Diversification as a dividing line

Since investing is more concerned with fundamentals and the long-term, it typically involves diversification into various stock sectors and asset classes. An investor’s portfolio will usually contain a mix of stocks, bonds and cash, with the stock portion spread out over various sectors, including growth, emerging markets, technology and natural resources. Investing is about building a mix of assets likely to grow over decades.

Gambling is usually focused on chasing return. The gamblers money will usually be tied up in the best performing investments at the moment. It’s not that a gambler won’t diversify at all, but more that he’ll be more likely to load up his portfolio with the best performers. For example, if energy stocks are performing well, he might have 70 or 80% of his money in that sector alone.

It’s a strategy that can payoff handsomely while the trend is in motion. But when it stops, the gambler usually gives it all back and more.

What do you think the differences are between investing and gambling?

Comments

  1. Brick By Brick Investing | Marvin says:

    The difference between investing & gambling is simple. Investors view stocks as businesses that they acquire that pay them on a regular basis, everything else is gambling!!

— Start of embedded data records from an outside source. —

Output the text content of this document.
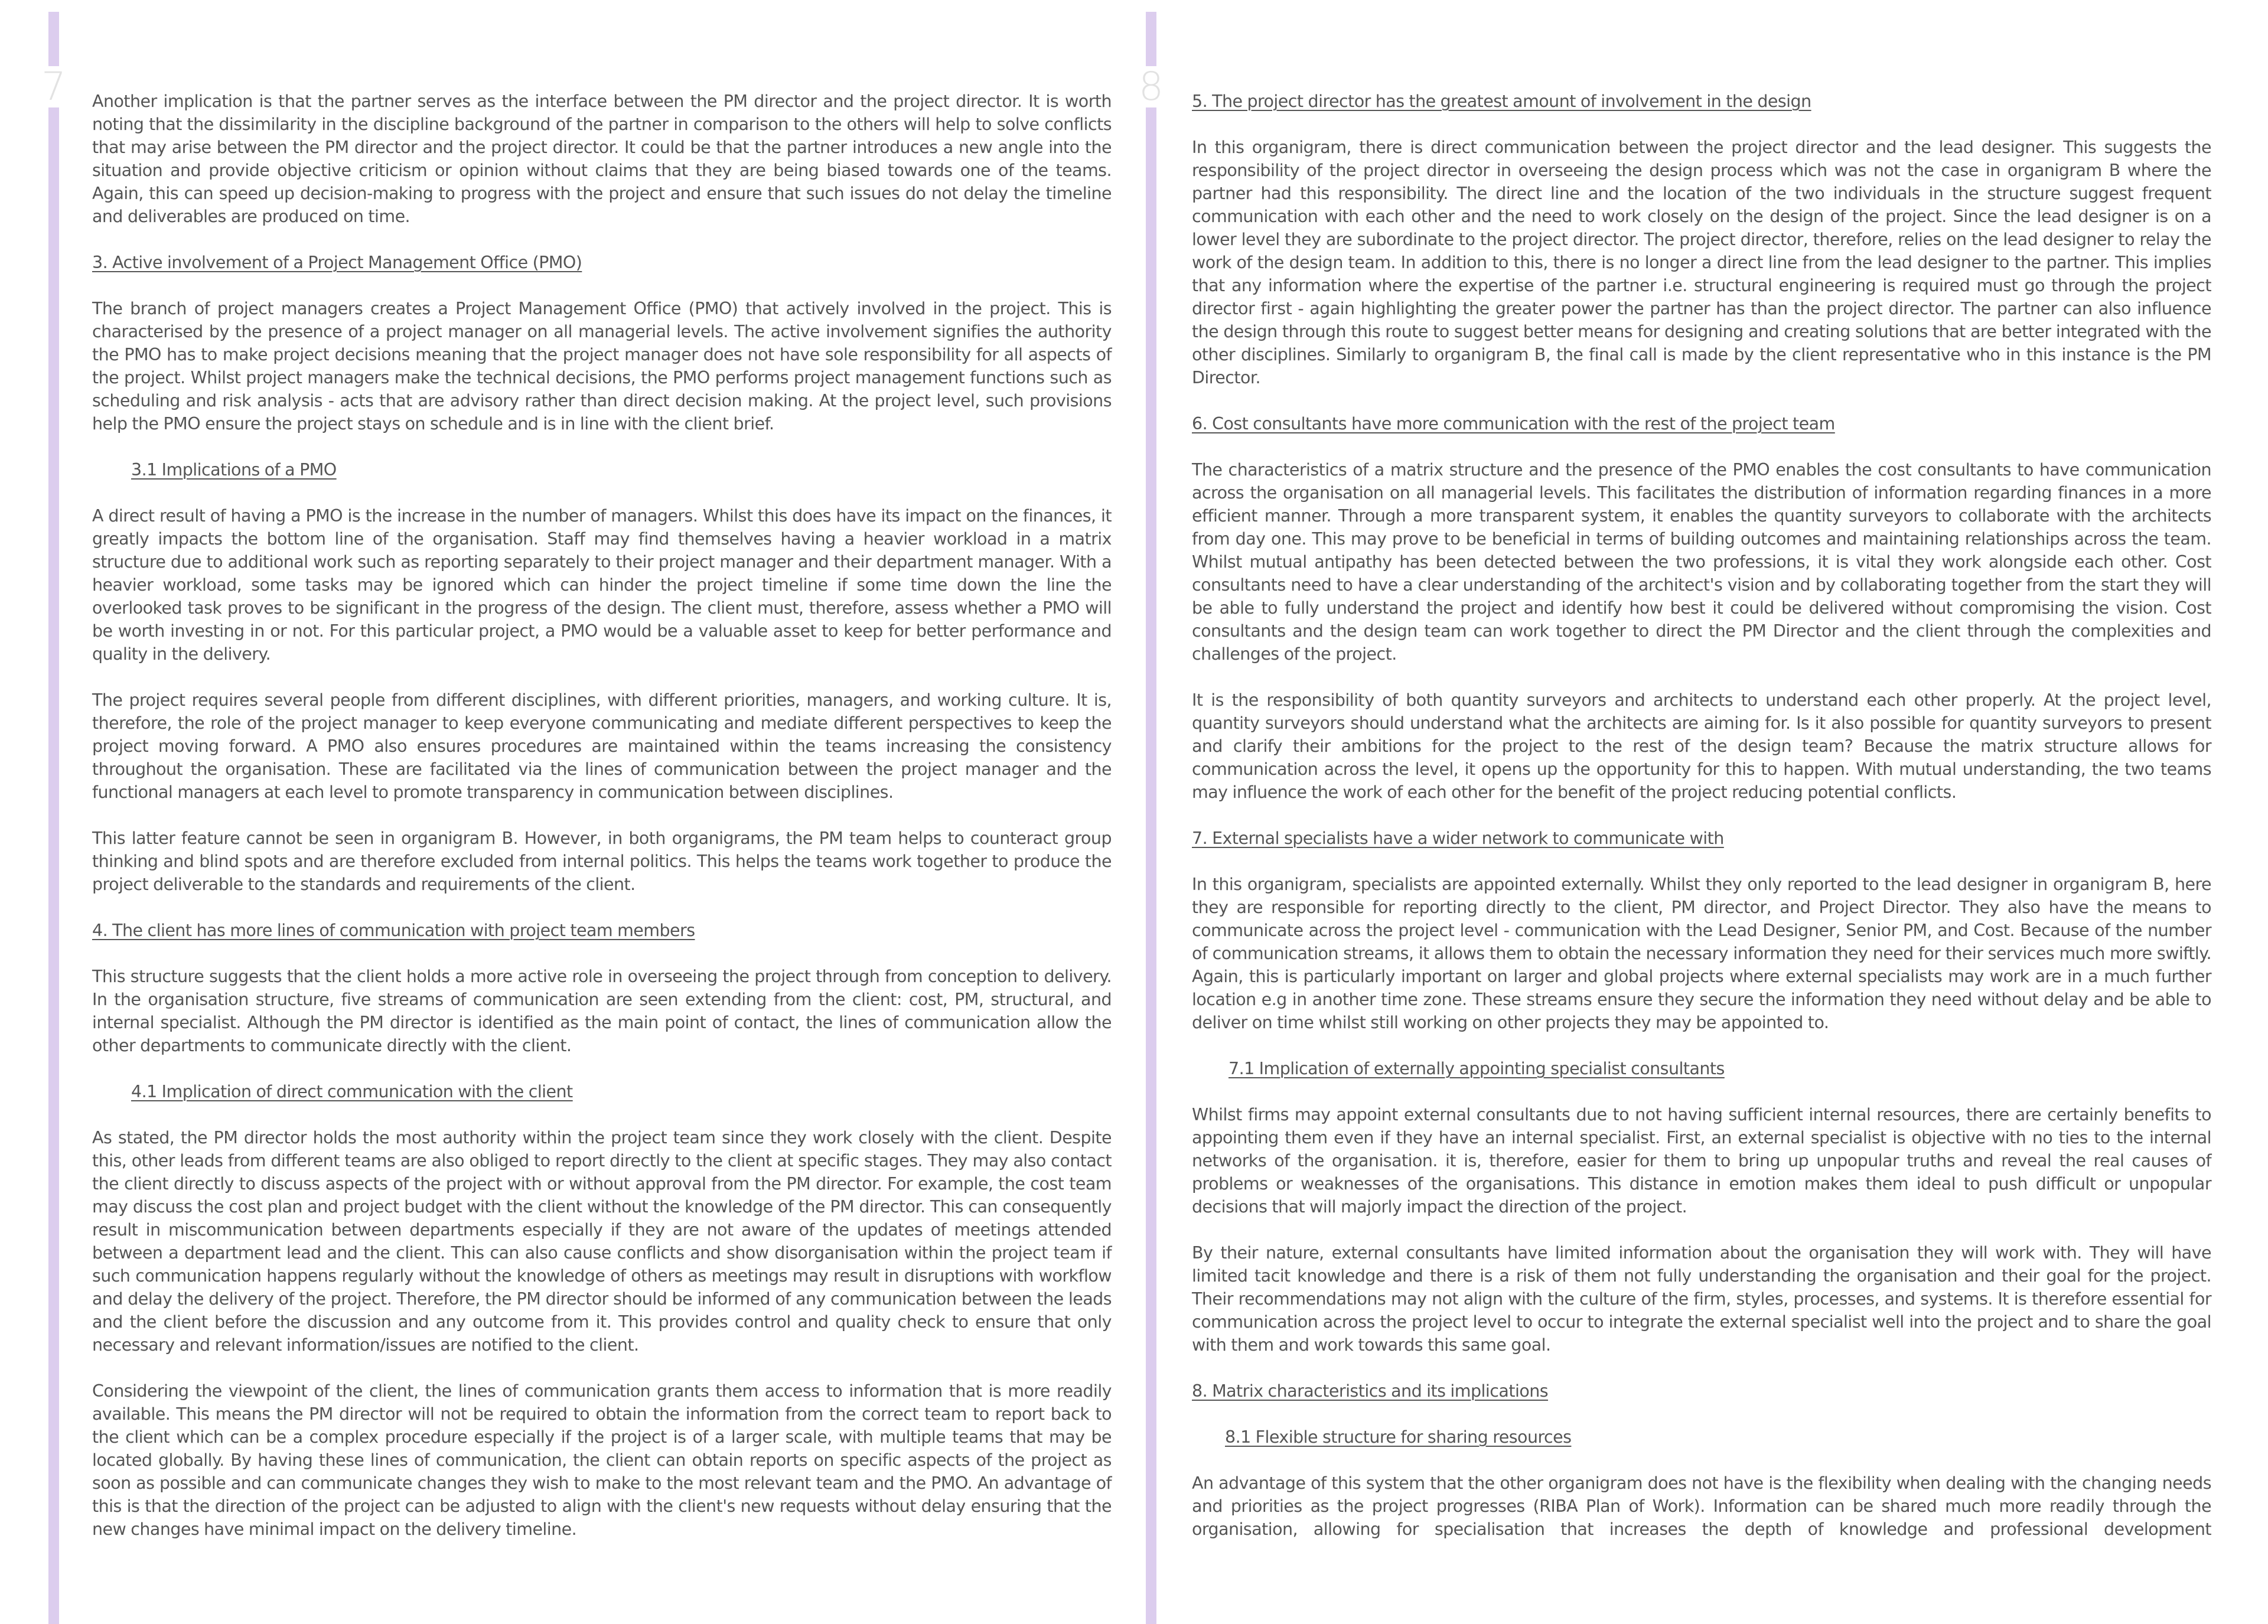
7	8

Another implication is that the partner serves as the interface between the PM director and the project director. It is worth noting that the dissimilarity in the discipline background of the partner in comparison to the others will help to solve conflicts that may arise between the PM director and the project director. It could be that the partner introduces a new angle into the situation and provide objective criticism or opinion without claims that they are being biased towards one of the teams. Again, this can speed up decision-making to progress with the project and ensure that such issues do not delay the timeline and deliverables are produced on time.

3. Active involvement of a Project Management Office (PMO)

The branch of project managers creates a Project Management Office (PMO) that actively involved in the project. This is characterised by the presence of a project manager on all managerial levels. The active involvement signifies the authority the PMO has to make project decisions meaning that the project manager does not have sole responsibility for all aspects of the project. Whilst project managers make the technical decisions, the PMO performs project management functions such as scheduling and risk analysis - acts that are advisory rather than direct decision making. At the project level, such provisions help the PMO ensure the project stays on schedule and is in line with the client brief.

3.1 Implications of a PMO

A direct result of having a PMO is the increase in the number of managers. Whilst this does have its impact on the finances, it greatly impacts the bottom line of the organisation. Staff may find themselves having a heavier workload in a matrix structure due to additional work such as reporting separately to their project manager and their department manager. With a heavier workload, some tasks may be ignored which can hinder the project timeline if some time down the line the overlooked task proves to be significant in the progress of the design. The client must, therefore, assess whether a PMO will be worth investing in or not. For this particular project, a PMO would be a valuable asset to keep for better performance and quality in the delivery.

The project requires several people from different disciplines, with different priorities, managers, and working culture. It is, therefore, the role of the project manager to keep everyone communicating and mediate different perspectives to keep the project moving forward. A PMO also ensures procedures are maintained within the teams increasing the consistency throughout the organisation. These are facilitated via the lines of communication between the project manager and the functional managers at each level to promote transparency in communication between disciplines.

This latter feature cannot be seen in organigram B. However, in both organigrams, the PM team helps to counteract group thinking and blind spots and are therefore excluded from internal politics. This helps the teams work together to produce the project deliverable to the standards and requirements of the client.

4. The client has more lines of communication with project team members

This structure suggests that the client holds a more active role in overseeing the project through from conception to delivery. In the organisation structure, five streams of communication are seen extending from the client: cost, PM, structural, and internal specialist. Although the PM director is identified as the main point of contact, the lines of communication allow the other departments to communicate directly with the client.

4.1 Implication of direct communication with the client

As stated, the PM director holds the most authority within the project team since they work closely with the client. Despite this, other leads from different teams are also obliged to report directly to the client at specific stages. They may also contact the client directly to discuss aspects of the project with or without approval from the PM director. For example, the cost team may discuss the cost plan and project budget with the client without the knowledge of the PM director. This can consequently result in miscommunication between departments especially if they are not aware of the updates of meetings attended between a department lead and the client. This can also cause conflicts and show disorganisation within the project team if such communication happens regularly without the knowledge of others as meetings may result in disruptions with workflow and delay the delivery of the project. Therefore, the PM director should be informed of any communication between the leads and the client before the discussion and any outcome from it. This provides control and quality check to ensure that only necessary and relevant information/issues are notified to the client.

Considering the viewpoint of the client, the lines of communication grants them access to information that is more readily available. This means the PM director will not be required to obtain the information from the correct team to report back to the client which can be a complex procedure especially if the project is of a larger scale, with multiple teams that may be located globally. By having these lines of communication, the client can obtain reports on specific aspects of the project as soon as possible and can communicate changes they wish to make to the most relevant team and the PMO. An advantage of this is that the direction of the project can be adjusted to align with the client's new requests without delay ensuring that the new changes have minimal impact on the delivery timeline.

5. The project director has the greatest amount of involvement in the design

In this organigram, there is direct communication between the project director and the lead designer. This suggests the responsibility of the project director in overseeing the design process which was not the case in organigram B where the partner had this responsibility. The direct line and the location of the two individuals in the structure suggest frequent communication with each other and the need to work closely on the design of the project. Since the lead designer is on a lower level they are subordinate to the project director. The project director, therefore, relies on the lead designer to relay the work of the design team. In addition to this, there is no longer a direct line from the lead designer to the partner. This implies that any information where the expertise of the partner i.e. structural engineering is required must go through the project director first - again highlighting the greater power the partner has than the project director. The partner can also influence the design through this route to suggest better means for designing and creating solutions that are better integrated with the other disciplines. Similarly to organigram B, the final call is made by the client representative who in this instance is the PM Director.

6. Cost consultants have more communication with the rest of the project team

The characteristics of a matrix structure and the presence of the PMO enables the cost consultants to have communication across the organisation on all managerial levels. This facilitates the distribution of information regarding finances in a more efficient manner. Through a more transparent system, it enables the quantity surveyors to collaborate with the architects from day one. This may prove to be beneficial in terms of building outcomes and maintaining relationships across the team. Whilst mutual antipathy has been detected between the two professions, it is vital they work alongside each other. Cost consultants need to have a clear understanding of the architect's vision and by collaborating together from the start they will be able to fully understand the project and identify how best it could be delivered without compromising the vision. Cost consultants and the design team can work together to direct the PM Director and the client through the complexities and challenges of the project.

It is the responsibility of both quantity surveyors and architects to understand each other properly. At the project level, quantity surveyors should understand what the architects are aiming for. Is it also possible for quantity surveyors to present and clarify their ambitions for the project to the rest of the design team? Because the matrix structure allows for communication across the level, it opens up the opportunity for this to happen. With mutual understanding, the two teams may influence the work of each other for the benefit of the project reducing potential conflicts.

7. External specialists have a wider network to communicate with

In this organigram, specialists are appointed externally. Whilst they only reported to the lead designer in organigram B, here they are responsible for reporting directly to the client, PM director, and Project Director. They also have the means to communicate across the project level - communication with the Lead Designer, Senior PM, and Cost. Because of the number of communication streams, it allows them to obtain the necessary information they need for their services much more swiftly. Again, this is particularly important on larger and global projects where external specialists may work are in a much further location e.g in another time zone. These streams ensure they secure the information they need without delay and be able to deliver on time whilst still working on other projects they may be appointed to.

7.1 Implication of externally appointing specialist consultants

Whilst firms may appoint external consultants due to not having sufficient internal resources, there are certainly benefits to appointing them even if they have an internal specialist. First, an external specialist is objective with no ties to the internal networks of the organisation. it is, therefore, easier for them to bring up unpopular truths and reveal the real causes of problems or weaknesses of the organisations. This distance in emotion makes them ideal to push difficult or unpopular decisions that will majorly impact the direction of the project.

By their nature, external consultants have limited information about the organisation they will work with. They will have limited tacit knowledge and there is a risk of them not fully understanding the organisation and their goal for the project. Their recommendations may not align with the culture of the firm, styles, processes, and systems. It is therefore essential for communication across the project level to occur to integrate the external specialist well into the project and to share the goal with them and work towards this same goal.

8. Matrix characteristics and its implications

8.1 Flexible structure for sharing resources

An advantage of this system that the other organigram does not have is the flexibility when dealing with the changing needs and priorities as the project progresses (RIBA Plan of Work). Information can be shared much more readily through the organisation, allowing for specialisation that increases the depth of knowledge and professional development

  2. Kevin Mercadante says:

    Hi Marvin–You just summed up 1000 words in about 20. Well done!

  3. Alan says:

    @Marvin- Boom! Well said.

    I think Benjamin Graham made the distinction pretty well when he said: “An investment operation is one which, upon thorough analysis promises safety of principal and an adequate return. Operations not meeting these requirements are speculative.” (From The Intelligent Investor ((I happened to have it on hand lol)))

    As far as speculators go… Well, we do a little more analysis than gamblers, I’d say ;p

  4. Ken says:

    When you mentioned gambling, I immediately recalled the Facebook fiasco. Ultimately the people who hang in are going to do well but initially they had poor results. An investor has to be doing research so carefully and completely ignore the opinions of those that have potential interest in a stock price. This was clearly demonstrated with all of the superlatives issued by the underwriters about Facebook.

    • Kevin Mercadante says:

      Hi Ken–I think there’s a lesson in there too. Never buy into a stock when there’s a lot of fanfare. Getting caught up in the emotions of the moment isn’t investing, it’s gambling. The investor buys in when things are quiet and the fundamentals are right. Buying into fanfare is following the herd and thinking that so many people can’t possibly be wrong.